Os histogramas na Fig. S1 mostram a distribuição de proteínas em log2 para cada amostra, enquanto a Fig. S4 mostra que os coeficientes de correlação de Pearson das amostras exibiram alta repetibilidade (coeficiente de correlação de Pearson > 0,95) entre as três réplicas técnicas.
As distribuições bastante semelhantes de proteínas para as réplicas, tanto para humanos quanto para chimpanzés, e os conjuntos únicos de proteínas expressas que as posicionam estatisticamente em grupos bem definidos e distintos, também foram claramente demonstrados pela análise de PCA ( Fig. 3 ).
Figura 3. Análise de componentes principais das proteínas séricas identificadas de Homo sapiens e Pan troglodytes . Os três pontos para cada espécie representam as três réplicas individuais com números variáveis de proteínas identificadas, que variaram em menos de 10%. Observe nesta figura, bem como na Figura S4, a alta reprodutibilidade das 3 réplicas, com pontos muito próximos, particularmente no PC1 (59% de cobertura), mas também no PC2 (12,3%).

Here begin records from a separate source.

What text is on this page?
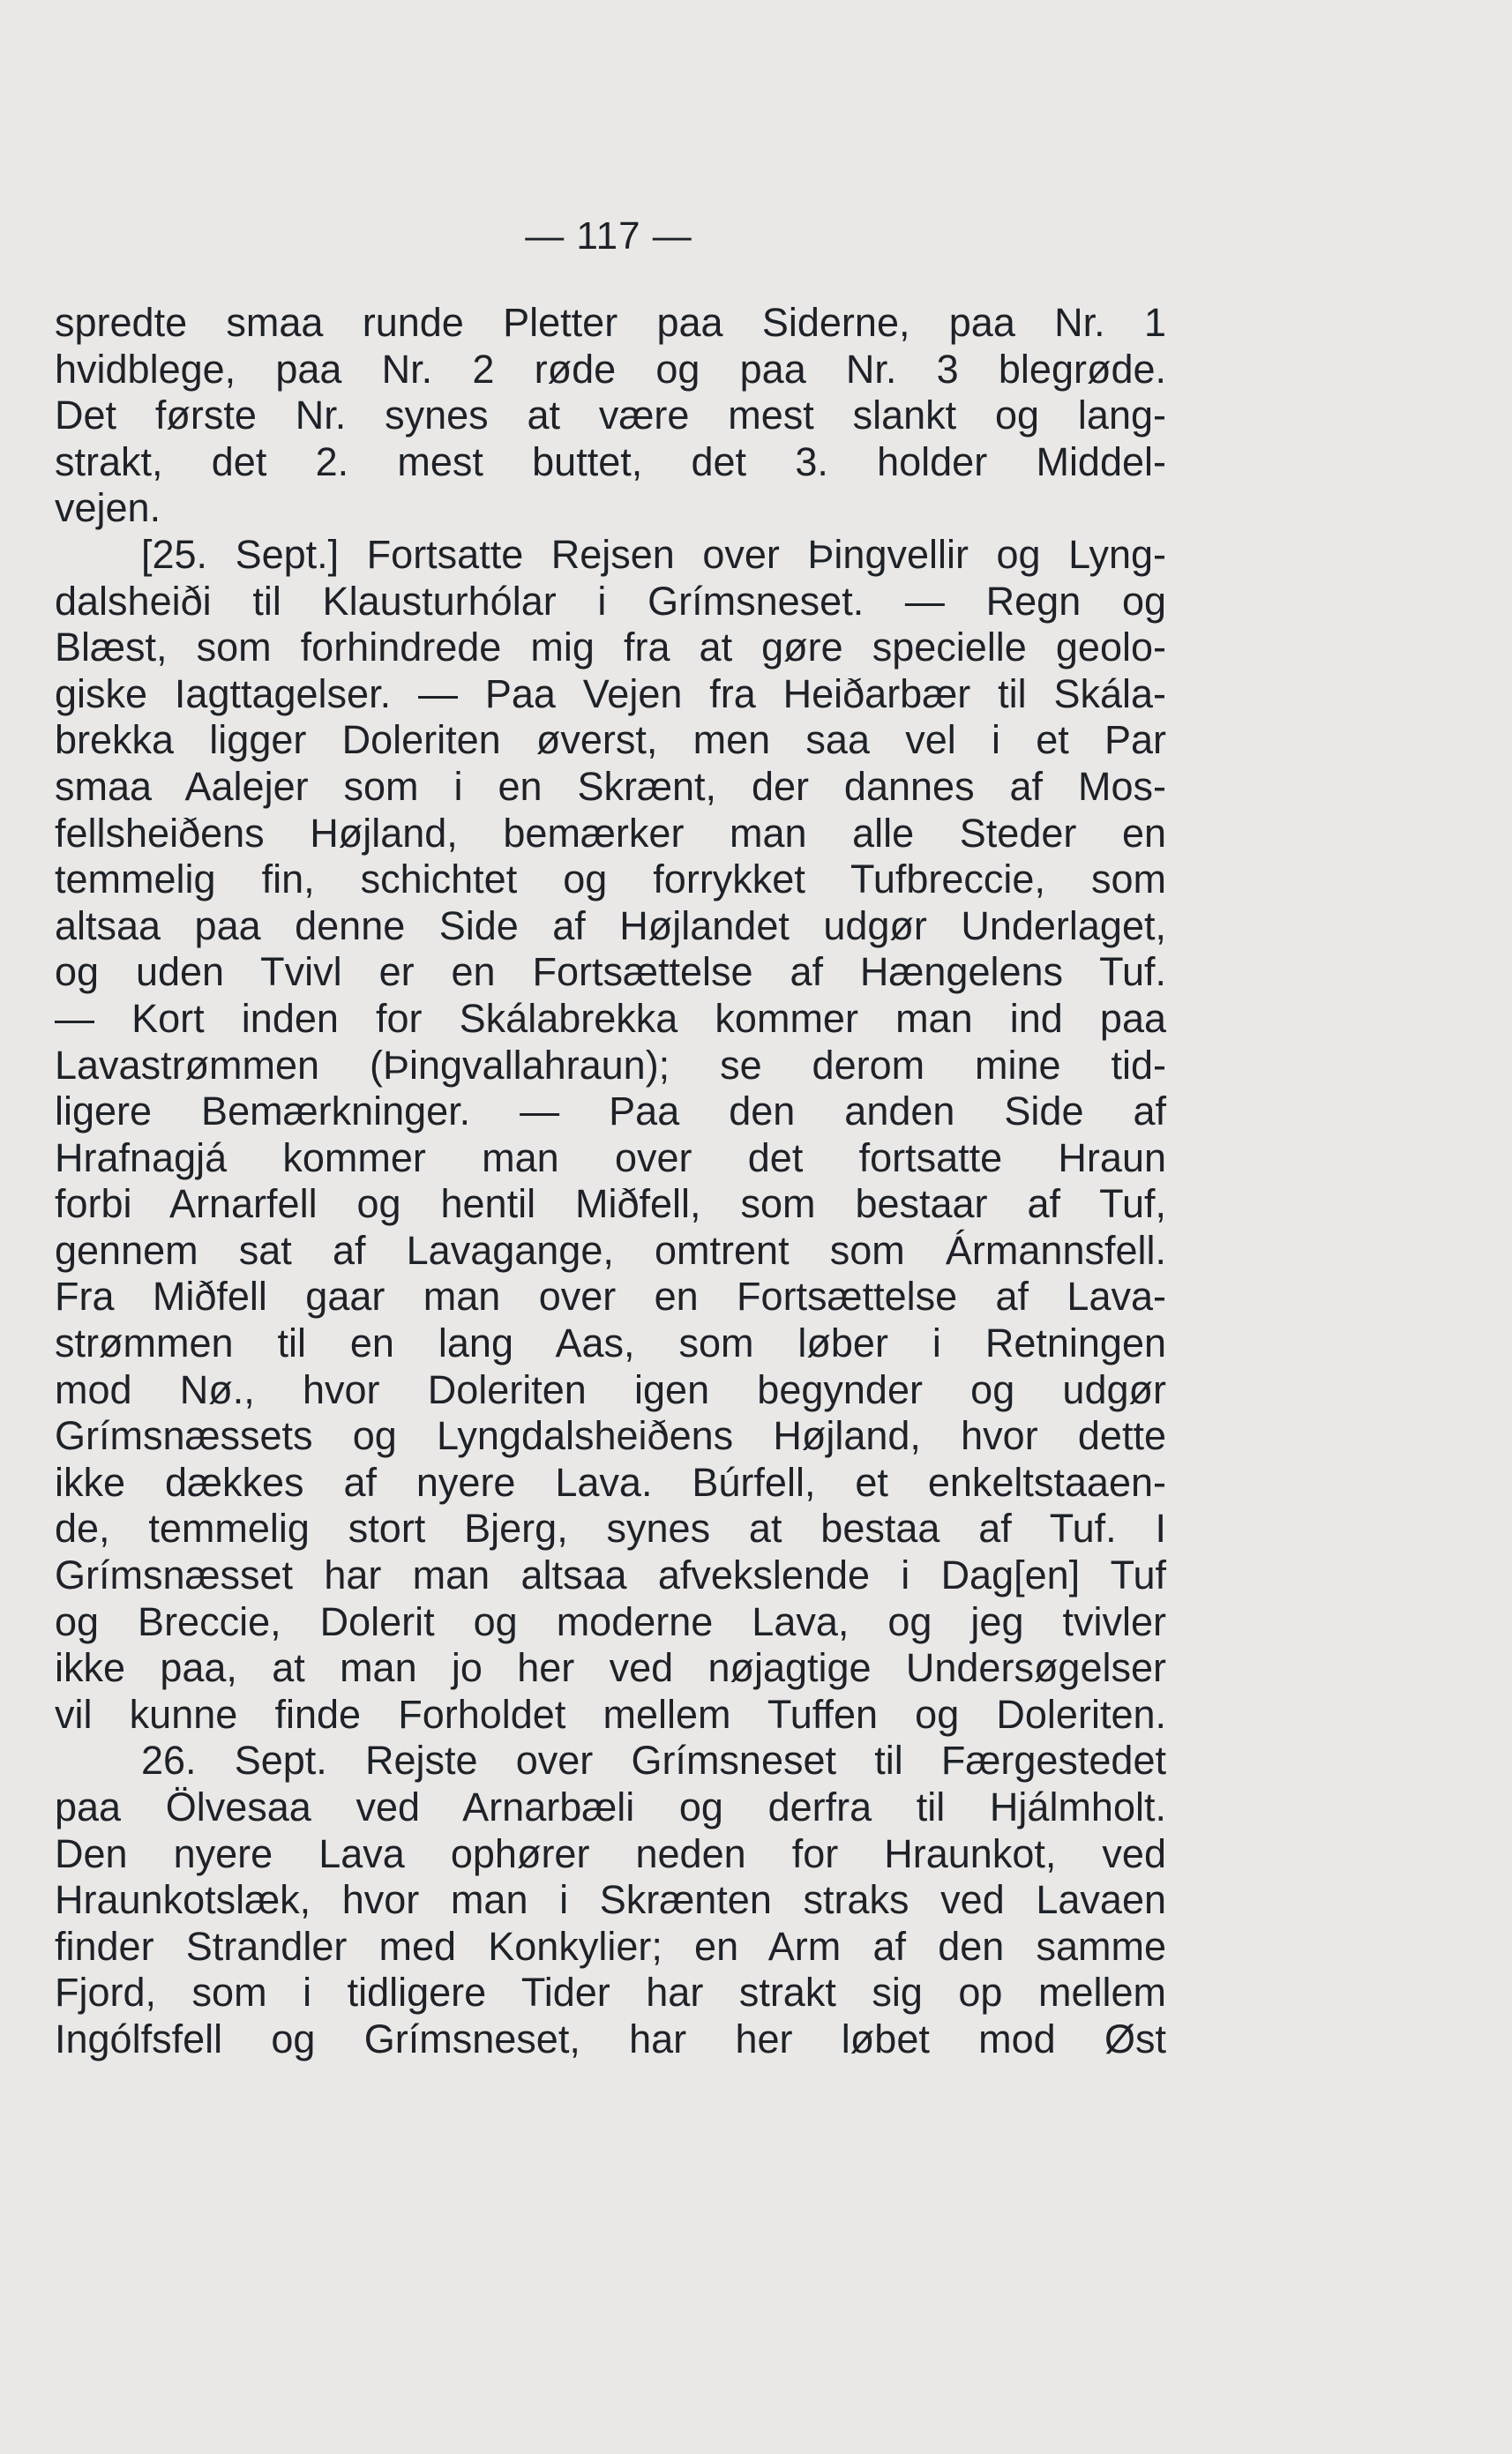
— 117 —
spredte smaa runde Pletter paa Siderne, paa Nr. 1
hvidblege, paa Nr. 2 røde og paa Nr. 3 blegrøde.
Det første Nr. synes at være mest slankt og lang-
strakt, det 2. mest buttet, det 3. holder Middel-
vejen.
[25. Sept.] Fortsatte Rejsen over Þingvellir og Lyng-
dalsheiði til Klausturhólar i Grímsneset. — Regn og
Blæst, som forhindrede mig fra at gøre specielle geolo-
giske Iagttagelser. — Paa Vejen fra Heiðarbær til Skála-
brekka ligger Doleriten øverst, men saa vel i et Par
smaa Aalejer som i en Skrænt, der dannes af Mos-
fellsheiðens Højland, bemærker man alle Steder en
temmelig fin, schichtet og forrykket Tufbreccie, som
altsaa paa denne Side af Højlandet udgør Underlaget,
og uden Tvivl er en Fortsættelse af Hængelens Tuf.
— Kort inden for Skálabrekka kommer man ind paa
Lavastrømmen (Þingvallahraun); se derom mine tid-
ligere Bemærkninger. — Paa den anden Side af
Hrafnagjá kommer man over det fortsatte Hraun
forbi Arnarfell og hentil Miðfell, som bestaar af Tuf,
gennem sat af Lavagange, omtrent som Ármannsfell.
Fra Miðfell gaar man over en Fortsættelse af Lava-
strømmen til en lang Aas, som løber i Retningen
mod Nø., hvor Doleriten igen begynder og udgør
Grímsnæssets og Lyngdalsheiðens Højland, hvor dette
ikke dækkes af nyere Lava. Búrfell, et enkeltstaaen-
de, temmelig stort Bjerg, synes at bestaa af Tuf. I
Grímsnæsset har man altsaa afvekslende i Dag[en] Tuf
og Breccie, Dolerit og moderne Lava, og jeg tvivler
ikke paa, at man jo her ved nøjagtige Undersøgelser
vil kunne finde Forholdet mellem Tuffen og Doleriten.
26. Sept. Rejste over Grímsneset til Færgestedet
paa Ölvesaa ved Arnarbæli og derfra til Hjálmholt.
Den nyere Lava ophører neden for Hraunkot, ved
Hraunkotslæk, hvor man i Skrænten straks ved Lavaen
finder Strandler med Konkylier; en Arm af den samme
Fjord, som i tidligere Tider har strakt sig op mellem
Ingólfsfell og Grímsneset, har her løbet mod Øst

Portanto, como já indicado na Figura 1 pelos perfis cromatográficos, a Figura 2 confirmou a formação de peptídeos séricos sequenciados molecularmente de forma bastante singular, que se traduzem consequentemente em proteínas séricas únicas para humanos e chimpanzés, com um nível de dissimilaridade de 44%.
A distribuição da cobertura de sequência das proteínas identificadas demonstra consistência na identificação proteica, visto que aproximadamente 91% (humanos) e 86% (chimpanzés) das proteínas identificadas apresentaram cobertura de sequência igual ou superior a 10% ( Figura S1 ).
5. Diferenças composicionais e funcionais entre o proteoma sérico de chimpanzés e humanos
Além das 461 (44%) proteínas que diferem qualitativamente entre os dois proteomas séricos (detectadas exclusivamente), também avaliamos proteínas compartilhadas que foram diferencialmente expressas (DEP) entre o soro de chimpanzé e o soro humano.
A Figura 4 mostra que essa avaliação de expressão gênica aumentada/diminuída recuperou 118 (21%) proteínas. Entre essas proteínas DEP, e usando o soro de chimpanzé como referência, 73 proteínas apresentaram expressão aumentada, enquanto 45 proteínas apresentaram expressão diminuída ( Tabela S2 ).
No geral, ao somar as proteínas que diferiram exclusivamente (detecção exclusiva) e qualitativamente (DEP), 328 proteínas séricas puderam ser associadas ao proteoma de chimpanzé e 251 ao proteoma humano.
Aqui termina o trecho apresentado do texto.